We conducted a meta-analytical review of scientific papers on tree genomic selection in which both marker-based and pedigree-based estimates of narrow-sense heritability were reported. We found 22 studies that were carried out over the last 10 years (Table 1 and Supplementary material 1). Among these, 14 were carried out on conifer breeding populations, whereas the eight remaining ones were mainly proof-of-concept studies for eucalypts. Results of several additional GS studies on forest tree species have also been reported. However, as pedigree-based genetic parameters were not presented along with marker-based estimates, it was not possible to include these additional studies in the current metadata analysis. These studies also relied on various marker-based methods and in most cases, whatever the method used, the results were similar. Thus, when results were reported for GBLUP as well as for other marker-based methods, we preferentially presented estimates obtained with the GBLUP method in Table 1. When GBLUP results were not available, we indicated the marker-based method used. We also listed in Supplementary material 1 all marker-based methods tested in the various studies. GBLUP was also the marker-based method that we used for a new study that we conducted on an open-pollinated family test of black spruce (Picea mariana (Mill.) B.S.P.) that we incorporated in the present analysis (see Table 1, and Supplementary material 2). To determine whether the genetic parameters estimated with the ABLUP method were different from those obtained with a marker-based method, were carried out non-parametric Wilcoxon matched-pairs signed-ranks tests using the wilcox.test function in the R v.3.6.1 environment57.

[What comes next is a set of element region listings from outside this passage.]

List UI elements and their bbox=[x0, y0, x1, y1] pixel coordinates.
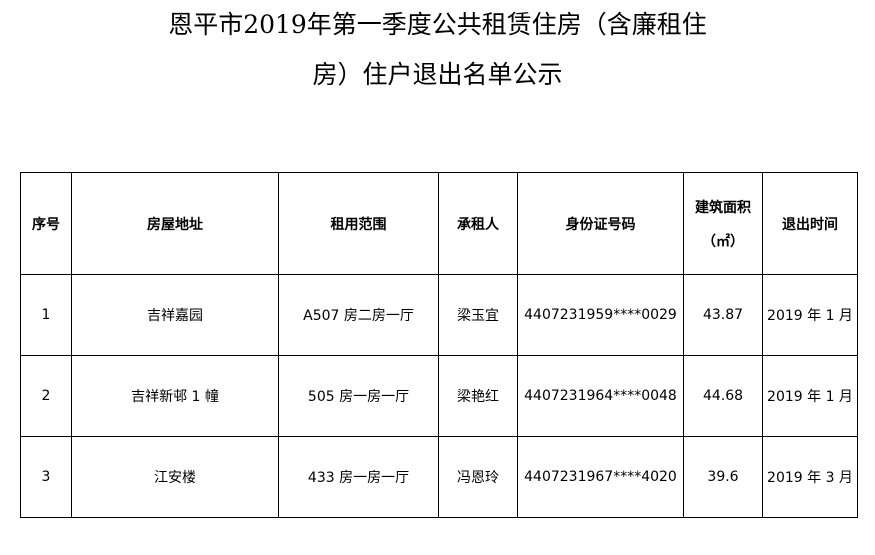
cell-tenant: 梁玉宜 bbox=[438, 274, 518, 356]
cell-area: 39.6 bbox=[683, 436, 763, 518]
header-id-number: 身份证号码 bbox=[517, 172, 684, 275]
table-row: 3 江安楼 433 房一房一厅 冯恩玲 4407231967****4020 3… bbox=[20, 436, 858, 518]
document-title-line-1: 恩平市2019年第一季度公共租赁住房（含廉租住 bbox=[168, 10, 707, 39]
header-rental-scope: 租用范围 bbox=[278, 172, 439, 275]
cell-tenant: 冯恩玲 bbox=[438, 436, 518, 518]
header-area: 建筑面积 （㎡） bbox=[683, 172, 763, 275]
cell-index: 1 bbox=[20, 274, 72, 356]
cell-address: 吉祥嘉园 bbox=[71, 274, 279, 356]
cell-id-number: 4407231964****0048 bbox=[517, 355, 684, 437]
document-title-line-2: 房）住户退出名单公示 bbox=[312, 60, 563, 89]
cell-index: 3 bbox=[20, 436, 72, 518]
header-index: 序号 bbox=[20, 172, 72, 275]
cell-rental-scope: 433 房一房一厅 bbox=[278, 436, 439, 518]
table-header-row: 序号 房屋地址 租用范围 承租人 身份证号码 建筑面积 （㎡） 退出时间 bbox=[20, 172, 858, 275]
cell-rental-scope: 505 房一房一厅 bbox=[278, 355, 439, 437]
table-row: 1 吉祥嘉园 A507 房二房一厅 梁玉宜 4407231959****0029… bbox=[20, 274, 858, 356]
exit-list-table: 序号 房屋地址 租用范围 承租人 身份证号码 建筑面积 （㎡） 退出时间 1 吉祥… bbox=[20, 172, 858, 518]
cell-exit-time: 2019 年 1 月 bbox=[762, 274, 858, 356]
cell-id-number: 4407231967****4020 bbox=[517, 436, 684, 518]
cell-rental-scope: A507 房二房一厅 bbox=[278, 274, 439, 356]
cell-exit-time: 2019 年 1 月 bbox=[762, 355, 858, 437]
cell-id-number: 4407231959****0029 bbox=[517, 274, 684, 356]
table-row: 2 吉祥新邨 1 幢 505 房一房一厅 梁艳红 4407231964****0… bbox=[20, 355, 858, 437]
header-address: 房屋地址 bbox=[71, 172, 279, 275]
header-exit-time: 退出时间 bbox=[762, 172, 858, 275]
cell-area: 44.68 bbox=[683, 355, 763, 437]
header-area-unit: （㎡） bbox=[702, 233, 744, 250]
cell-index: 2 bbox=[20, 355, 72, 437]
cell-address: 吉祥新邨 1 幢 bbox=[71, 355, 279, 437]
header-tenant: 承租人 bbox=[438, 172, 518, 275]
cell-address: 江安楼 bbox=[71, 436, 279, 518]
cell-area: 43.87 bbox=[683, 274, 763, 356]
header-area-label: 建筑面积 bbox=[695, 199, 751, 216]
cell-tenant: 梁艳红 bbox=[438, 355, 518, 437]
cell-exit-time: 2019 年 3 月 bbox=[762, 436, 858, 518]
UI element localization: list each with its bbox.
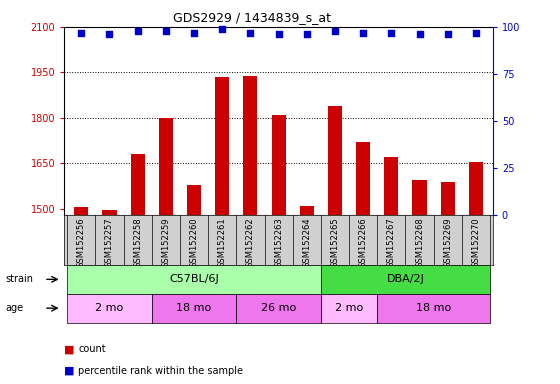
Text: GSM152263: GSM152263 [274,217,283,268]
Text: GSM152258: GSM152258 [133,217,142,268]
Bar [130,154,144,215]
Point [358,30,367,36]
Bar [321,294,377,323]
Point [443,31,452,38]
Text: 2 mo: 2 mo [335,303,363,313]
Text: C57BL/6J: C57BL/6J [169,274,219,285]
Bar [67,294,152,323]
Text: age: age [6,303,24,313]
Bar [377,294,490,323]
Text: ■: ■ [64,344,75,354]
Bar [102,210,116,215]
Bar [187,185,201,215]
Text: DBA/2J: DBA/2J [386,274,424,285]
Bar [413,180,427,215]
Text: GSM152265: GSM152265 [330,217,339,268]
Point [387,30,396,36]
Point [77,30,86,36]
Text: 18 mo: 18 mo [176,303,212,313]
Bar [67,265,321,294]
Text: GDS2929 / 1434839_s_at: GDS2929 / 1434839_s_at [173,12,331,25]
Bar [215,77,229,215]
Point [246,30,255,36]
Text: GSM152268: GSM152268 [415,217,424,268]
Bar [244,76,258,215]
Bar [321,265,490,294]
Text: ■: ■ [64,366,75,376]
Text: count: count [78,344,106,354]
Bar [74,207,88,215]
Bar [441,182,455,215]
Text: strain: strain [6,274,34,285]
Text: GSM152257: GSM152257 [105,217,114,268]
Bar [300,206,314,215]
Text: GSM152261: GSM152261 [218,217,227,268]
Text: percentile rank within the sample: percentile rank within the sample [78,366,244,376]
Bar [328,106,342,215]
Text: 2 mo: 2 mo [95,303,124,313]
Point [274,31,283,38]
Point [330,28,339,34]
Bar [152,294,236,323]
Point [472,30,480,36]
Point [415,31,424,38]
Point [190,30,199,36]
Point [218,26,227,32]
Text: GSM152269: GSM152269 [443,217,452,268]
Point [105,31,114,38]
Text: GSM152259: GSM152259 [161,217,170,268]
Text: 26 mo: 26 mo [261,303,296,313]
Bar [236,294,321,323]
Text: GSM152262: GSM152262 [246,217,255,268]
Bar [272,115,286,215]
Text: 18 mo: 18 mo [416,303,451,313]
Point [302,31,311,38]
Text: GSM152256: GSM152256 [77,217,86,268]
Text: GSM152270: GSM152270 [472,217,480,268]
Text: GSM152260: GSM152260 [189,217,199,268]
Bar [356,142,370,215]
Text: GSM152264: GSM152264 [302,217,311,268]
Point [161,28,170,34]
Text: GSM152267: GSM152267 [387,217,396,268]
Point [133,28,142,34]
Bar [469,162,483,215]
Text: GSM152266: GSM152266 [358,217,368,268]
Bar [384,157,398,215]
Bar [159,118,173,215]
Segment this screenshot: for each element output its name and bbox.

We opted for a non-parametric test procedure because the genetic parameters compared were obtained using different genetic material as well as experimental designs and marker types. Use of a parametric test would have required that data meet some assumptions, such as that differences in the matched-pairs follow a normal distribution and that the sample of pairs is a random sample for its population. In the context of the present metadata analysis, these assumptions could not be met adequately. The Wilcoxon matched-pairs signed-ranks test58 is a non-parametric test procedure that gives more weight to a pair that shows a large difference between the two conditions compared than a pair that shows a small difference. This test makes it possible to tell which member of a pair is greater and to rank the differences in order of absolute size. With such a test, we could identify for each pair which member is greater, and we could make that judgment globally for the entire sample of matched pairs as well.